Dimensi Sosial Ibadah Puasa

Baca Juga

Puasa mendidik seseorang untuk menghayati dan melakukan solidaritas sosial kepada sesama manusia, khususnya kepada kelompok manusia yang miskin, lapar, sengsara, dan tertindas. Puasa mengajak seseorang untuk berempati terhadap problema yang dihadapi orang lain, terutama manusia yang tidak berdaya dan dilanda kesusahan berkepanjangan.

Sejatinya, puasa memiliki makna cukup luas dan mendalam, baik ke “dalam” yang berkaitan dengan watak, psikis, dan moral, maupun ke “luar” yang berkaitan dengan persoalan sosial. Makna ke “dalam” artinya hanya orang yang berpuasalah yang tahu bahwa dia benar-benar melaksanakan puasa secara konsisten (istiqamah) dan tidak melakukan hal-hal yang membatalkan puasa. Dalam konteks ini, puasa memosisikan seseorang untuk bersikap jujur. Siapa pun tidak ada yang mampu membohongi diri sendiri, bukan? Di sinilah puasa sangat relevan dengan kondisi Indonesia, di mana kebohongan, kemunafikan, dan korupsi telah merajalela dan berurat-berakar di segala lini kehidupan. Jika nilai-nilai kejujuran dipeluk secara konsisten, sudah barang tentu korupsi tidak akan terjadi.

Puasa adalah upaya untuk menahan diri dan mengendalikan nafsu, baik nafsu makan, minum, seks, dan nafsu-nafsu lainnya yang lebih luas. Hakikat puasa yang utama justru terletak pada upaya mengendalikan, meminimalisir, bahkan menghilangkan berbagai nafsu yang buruk, jahat, dan destruktif seperti tamak, iri-dengki, amarah, kekerasan, gila harta, nafsu berkuasa, dan sebagainya.

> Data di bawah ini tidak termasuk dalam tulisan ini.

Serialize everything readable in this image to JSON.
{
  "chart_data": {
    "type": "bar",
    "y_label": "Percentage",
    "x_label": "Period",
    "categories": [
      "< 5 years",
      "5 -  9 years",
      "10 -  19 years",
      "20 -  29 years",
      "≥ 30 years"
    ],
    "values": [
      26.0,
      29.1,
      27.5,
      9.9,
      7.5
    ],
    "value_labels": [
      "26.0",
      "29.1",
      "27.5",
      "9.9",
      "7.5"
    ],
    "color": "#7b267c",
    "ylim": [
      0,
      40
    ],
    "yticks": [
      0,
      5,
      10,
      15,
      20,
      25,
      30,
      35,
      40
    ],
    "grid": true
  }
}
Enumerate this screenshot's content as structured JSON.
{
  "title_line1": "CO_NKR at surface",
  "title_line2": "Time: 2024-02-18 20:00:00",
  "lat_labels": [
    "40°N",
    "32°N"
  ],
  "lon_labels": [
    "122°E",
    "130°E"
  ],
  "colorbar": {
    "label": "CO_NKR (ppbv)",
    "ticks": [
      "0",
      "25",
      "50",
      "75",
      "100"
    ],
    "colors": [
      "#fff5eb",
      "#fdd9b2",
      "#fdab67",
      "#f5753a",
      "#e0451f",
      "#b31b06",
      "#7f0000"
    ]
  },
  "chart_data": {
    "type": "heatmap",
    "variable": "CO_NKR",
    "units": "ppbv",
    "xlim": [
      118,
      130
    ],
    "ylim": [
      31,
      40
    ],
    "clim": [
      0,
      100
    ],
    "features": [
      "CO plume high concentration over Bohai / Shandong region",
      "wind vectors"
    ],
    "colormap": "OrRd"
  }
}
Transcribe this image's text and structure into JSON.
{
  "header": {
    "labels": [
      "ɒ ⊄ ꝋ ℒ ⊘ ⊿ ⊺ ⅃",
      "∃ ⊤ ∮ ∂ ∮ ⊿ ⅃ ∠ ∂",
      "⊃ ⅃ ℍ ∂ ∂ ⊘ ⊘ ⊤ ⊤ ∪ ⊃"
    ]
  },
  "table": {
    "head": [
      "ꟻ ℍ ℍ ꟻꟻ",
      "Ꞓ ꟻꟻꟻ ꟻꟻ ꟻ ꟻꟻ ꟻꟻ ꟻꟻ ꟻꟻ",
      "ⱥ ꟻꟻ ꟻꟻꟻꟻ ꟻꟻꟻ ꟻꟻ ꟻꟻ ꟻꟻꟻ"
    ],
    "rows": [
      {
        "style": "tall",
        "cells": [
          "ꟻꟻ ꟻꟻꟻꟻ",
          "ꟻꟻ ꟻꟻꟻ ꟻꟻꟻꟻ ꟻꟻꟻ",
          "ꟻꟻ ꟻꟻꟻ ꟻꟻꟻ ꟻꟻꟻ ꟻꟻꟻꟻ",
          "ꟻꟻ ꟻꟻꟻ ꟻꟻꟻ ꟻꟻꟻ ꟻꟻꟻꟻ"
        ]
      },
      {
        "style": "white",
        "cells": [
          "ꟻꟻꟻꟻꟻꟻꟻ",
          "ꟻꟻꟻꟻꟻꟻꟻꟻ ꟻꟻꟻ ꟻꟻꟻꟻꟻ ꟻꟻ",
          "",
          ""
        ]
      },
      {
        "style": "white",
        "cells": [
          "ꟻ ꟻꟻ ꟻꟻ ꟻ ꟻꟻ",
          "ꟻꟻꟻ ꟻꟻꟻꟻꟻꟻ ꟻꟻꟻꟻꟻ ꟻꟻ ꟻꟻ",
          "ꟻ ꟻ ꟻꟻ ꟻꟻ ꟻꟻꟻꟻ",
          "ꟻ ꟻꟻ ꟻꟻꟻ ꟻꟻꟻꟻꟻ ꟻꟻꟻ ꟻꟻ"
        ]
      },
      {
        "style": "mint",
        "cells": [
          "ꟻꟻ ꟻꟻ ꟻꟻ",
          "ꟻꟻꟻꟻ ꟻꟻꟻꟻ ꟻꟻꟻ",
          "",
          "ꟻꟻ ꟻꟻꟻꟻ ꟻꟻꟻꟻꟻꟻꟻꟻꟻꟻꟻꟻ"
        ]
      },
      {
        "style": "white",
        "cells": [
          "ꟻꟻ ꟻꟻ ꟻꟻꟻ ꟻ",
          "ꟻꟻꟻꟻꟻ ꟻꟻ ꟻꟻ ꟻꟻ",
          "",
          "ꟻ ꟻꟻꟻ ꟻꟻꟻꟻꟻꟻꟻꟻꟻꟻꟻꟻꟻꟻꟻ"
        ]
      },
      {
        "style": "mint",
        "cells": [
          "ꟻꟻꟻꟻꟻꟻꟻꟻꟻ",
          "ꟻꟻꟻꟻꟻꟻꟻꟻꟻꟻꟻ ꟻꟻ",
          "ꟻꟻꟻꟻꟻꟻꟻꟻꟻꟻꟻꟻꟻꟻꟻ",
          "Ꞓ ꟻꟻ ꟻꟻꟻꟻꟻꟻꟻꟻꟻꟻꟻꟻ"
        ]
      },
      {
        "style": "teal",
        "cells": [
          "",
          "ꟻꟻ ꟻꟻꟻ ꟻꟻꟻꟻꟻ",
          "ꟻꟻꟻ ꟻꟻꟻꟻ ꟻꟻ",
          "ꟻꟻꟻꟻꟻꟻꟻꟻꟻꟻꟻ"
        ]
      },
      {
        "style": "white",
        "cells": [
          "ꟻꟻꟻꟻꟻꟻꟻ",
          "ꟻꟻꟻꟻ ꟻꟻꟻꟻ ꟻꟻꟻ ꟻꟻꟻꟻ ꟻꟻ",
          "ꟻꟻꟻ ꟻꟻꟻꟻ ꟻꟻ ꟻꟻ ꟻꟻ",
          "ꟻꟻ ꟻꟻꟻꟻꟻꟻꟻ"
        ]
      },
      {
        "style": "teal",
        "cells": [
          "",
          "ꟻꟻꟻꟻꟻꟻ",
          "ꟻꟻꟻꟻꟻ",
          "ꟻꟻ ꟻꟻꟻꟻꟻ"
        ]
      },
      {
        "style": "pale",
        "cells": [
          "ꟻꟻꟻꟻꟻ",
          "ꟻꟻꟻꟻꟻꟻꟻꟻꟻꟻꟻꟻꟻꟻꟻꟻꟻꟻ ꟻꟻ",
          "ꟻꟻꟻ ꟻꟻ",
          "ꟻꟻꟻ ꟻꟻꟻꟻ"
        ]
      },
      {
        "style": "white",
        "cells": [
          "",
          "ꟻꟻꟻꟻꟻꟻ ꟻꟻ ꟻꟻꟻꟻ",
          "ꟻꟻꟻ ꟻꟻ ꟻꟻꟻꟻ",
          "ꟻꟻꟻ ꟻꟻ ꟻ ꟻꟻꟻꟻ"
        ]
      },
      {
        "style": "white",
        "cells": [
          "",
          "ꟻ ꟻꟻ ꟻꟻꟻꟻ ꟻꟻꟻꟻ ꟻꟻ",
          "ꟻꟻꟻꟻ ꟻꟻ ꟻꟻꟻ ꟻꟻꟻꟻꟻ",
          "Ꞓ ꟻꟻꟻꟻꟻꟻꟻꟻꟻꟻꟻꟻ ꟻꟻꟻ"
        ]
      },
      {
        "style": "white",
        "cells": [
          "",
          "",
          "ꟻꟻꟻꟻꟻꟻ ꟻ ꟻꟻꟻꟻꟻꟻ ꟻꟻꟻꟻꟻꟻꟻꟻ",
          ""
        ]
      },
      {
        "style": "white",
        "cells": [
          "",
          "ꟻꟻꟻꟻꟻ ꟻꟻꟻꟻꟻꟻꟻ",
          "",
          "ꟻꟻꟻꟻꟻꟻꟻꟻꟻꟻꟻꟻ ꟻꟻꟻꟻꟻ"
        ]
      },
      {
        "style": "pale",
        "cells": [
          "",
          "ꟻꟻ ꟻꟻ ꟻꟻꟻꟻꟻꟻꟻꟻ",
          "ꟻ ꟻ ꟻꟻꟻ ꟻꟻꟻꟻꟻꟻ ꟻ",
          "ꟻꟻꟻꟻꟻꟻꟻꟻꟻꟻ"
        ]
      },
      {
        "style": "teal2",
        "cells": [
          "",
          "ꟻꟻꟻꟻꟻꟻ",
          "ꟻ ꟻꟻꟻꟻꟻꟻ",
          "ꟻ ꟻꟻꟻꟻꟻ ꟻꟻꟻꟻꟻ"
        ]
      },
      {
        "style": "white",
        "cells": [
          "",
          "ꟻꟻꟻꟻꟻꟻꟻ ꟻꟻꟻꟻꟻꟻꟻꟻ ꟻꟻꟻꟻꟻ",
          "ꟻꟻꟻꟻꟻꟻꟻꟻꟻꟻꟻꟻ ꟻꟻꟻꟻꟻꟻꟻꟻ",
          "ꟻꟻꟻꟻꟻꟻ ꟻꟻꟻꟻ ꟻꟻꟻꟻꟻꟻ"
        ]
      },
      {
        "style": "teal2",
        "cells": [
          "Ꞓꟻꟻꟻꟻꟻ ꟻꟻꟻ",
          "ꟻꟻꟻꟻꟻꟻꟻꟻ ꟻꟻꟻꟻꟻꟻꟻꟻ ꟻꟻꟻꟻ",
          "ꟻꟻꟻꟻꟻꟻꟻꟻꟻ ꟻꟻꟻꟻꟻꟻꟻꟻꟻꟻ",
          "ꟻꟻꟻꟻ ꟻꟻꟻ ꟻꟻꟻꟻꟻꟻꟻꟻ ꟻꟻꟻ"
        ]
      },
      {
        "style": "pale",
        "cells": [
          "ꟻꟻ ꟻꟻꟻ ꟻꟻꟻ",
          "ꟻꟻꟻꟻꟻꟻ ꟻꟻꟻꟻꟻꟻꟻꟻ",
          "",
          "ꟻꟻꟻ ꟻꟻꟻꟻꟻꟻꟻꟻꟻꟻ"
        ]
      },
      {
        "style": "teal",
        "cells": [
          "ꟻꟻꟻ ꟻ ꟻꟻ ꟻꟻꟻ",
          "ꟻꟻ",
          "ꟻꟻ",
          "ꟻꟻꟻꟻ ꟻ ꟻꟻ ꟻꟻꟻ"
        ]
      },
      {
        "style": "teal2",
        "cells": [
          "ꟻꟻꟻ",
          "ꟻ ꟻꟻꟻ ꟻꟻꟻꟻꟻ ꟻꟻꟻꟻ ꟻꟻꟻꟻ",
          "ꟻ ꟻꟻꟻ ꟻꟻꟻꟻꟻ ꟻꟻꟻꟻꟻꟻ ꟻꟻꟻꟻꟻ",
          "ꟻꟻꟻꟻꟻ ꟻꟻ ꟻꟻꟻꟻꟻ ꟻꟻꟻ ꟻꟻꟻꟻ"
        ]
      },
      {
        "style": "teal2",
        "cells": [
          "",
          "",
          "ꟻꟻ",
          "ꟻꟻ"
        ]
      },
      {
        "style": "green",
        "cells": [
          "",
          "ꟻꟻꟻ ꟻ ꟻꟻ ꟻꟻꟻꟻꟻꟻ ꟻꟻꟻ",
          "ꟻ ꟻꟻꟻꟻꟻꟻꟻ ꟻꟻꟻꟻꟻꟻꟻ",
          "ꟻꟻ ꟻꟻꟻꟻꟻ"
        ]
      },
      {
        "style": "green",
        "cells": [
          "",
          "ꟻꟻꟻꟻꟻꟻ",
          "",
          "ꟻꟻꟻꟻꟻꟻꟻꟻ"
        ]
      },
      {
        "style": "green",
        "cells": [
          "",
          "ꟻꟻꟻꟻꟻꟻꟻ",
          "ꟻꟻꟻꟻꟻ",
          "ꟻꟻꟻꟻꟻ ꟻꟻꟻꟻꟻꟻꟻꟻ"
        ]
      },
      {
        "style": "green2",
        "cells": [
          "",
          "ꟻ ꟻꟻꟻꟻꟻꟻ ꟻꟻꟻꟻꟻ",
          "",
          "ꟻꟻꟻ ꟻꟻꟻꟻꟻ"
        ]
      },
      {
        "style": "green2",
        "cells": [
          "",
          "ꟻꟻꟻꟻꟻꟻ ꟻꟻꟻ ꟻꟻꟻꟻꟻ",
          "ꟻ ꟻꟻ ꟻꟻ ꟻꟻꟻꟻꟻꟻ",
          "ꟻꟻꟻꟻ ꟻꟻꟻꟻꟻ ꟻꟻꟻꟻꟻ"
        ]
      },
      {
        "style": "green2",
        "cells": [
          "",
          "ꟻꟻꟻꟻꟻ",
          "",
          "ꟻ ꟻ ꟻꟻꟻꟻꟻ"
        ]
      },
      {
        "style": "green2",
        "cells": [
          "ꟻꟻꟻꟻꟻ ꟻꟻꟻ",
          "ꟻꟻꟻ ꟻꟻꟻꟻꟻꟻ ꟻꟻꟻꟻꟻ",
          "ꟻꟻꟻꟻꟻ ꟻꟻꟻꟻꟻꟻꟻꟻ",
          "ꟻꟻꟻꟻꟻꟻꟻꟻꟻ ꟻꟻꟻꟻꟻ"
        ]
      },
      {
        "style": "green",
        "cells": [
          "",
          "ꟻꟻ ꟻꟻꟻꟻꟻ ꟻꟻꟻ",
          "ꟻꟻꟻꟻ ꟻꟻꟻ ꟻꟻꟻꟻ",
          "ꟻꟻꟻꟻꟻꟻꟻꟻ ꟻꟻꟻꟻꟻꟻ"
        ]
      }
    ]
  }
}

Puasa merupakan salah satu upaya seseorang agar mampu “berkuasa” atas diri sendiri yang kadang (atau bahkan sering) melakukan hal-hal yang buruk dan jahat. Dengan berpuasa seseorang berlatih untuk mengontrol diri sendiri yang tak pernah puas dan selalu haus akan “kenikmatan” duniawi dan “gebyar” duniawi yang menyilaukan. Manusia pada hakikatnya selalu rakus dan tamak dengan gemebyar duniawi, terutama dalam bentuk harta dan kuasa (jabatan), bukan?

Puasa juga merupakan “laku” untuk mengendalikan nafsu berkuasa atas sesama. Jika tak mampu mengendalikan nafsu berkuasa, maka manusia akan cenderung berwatak kejam dan buas. Ia mengeksploitasi alam, menjarah kekayaan negara, dan “membunuh” makhluk dan sesama manusia. Ia bisa memakai segala cara untuk mencapai “ambisi”-nya tentang berbagai hal.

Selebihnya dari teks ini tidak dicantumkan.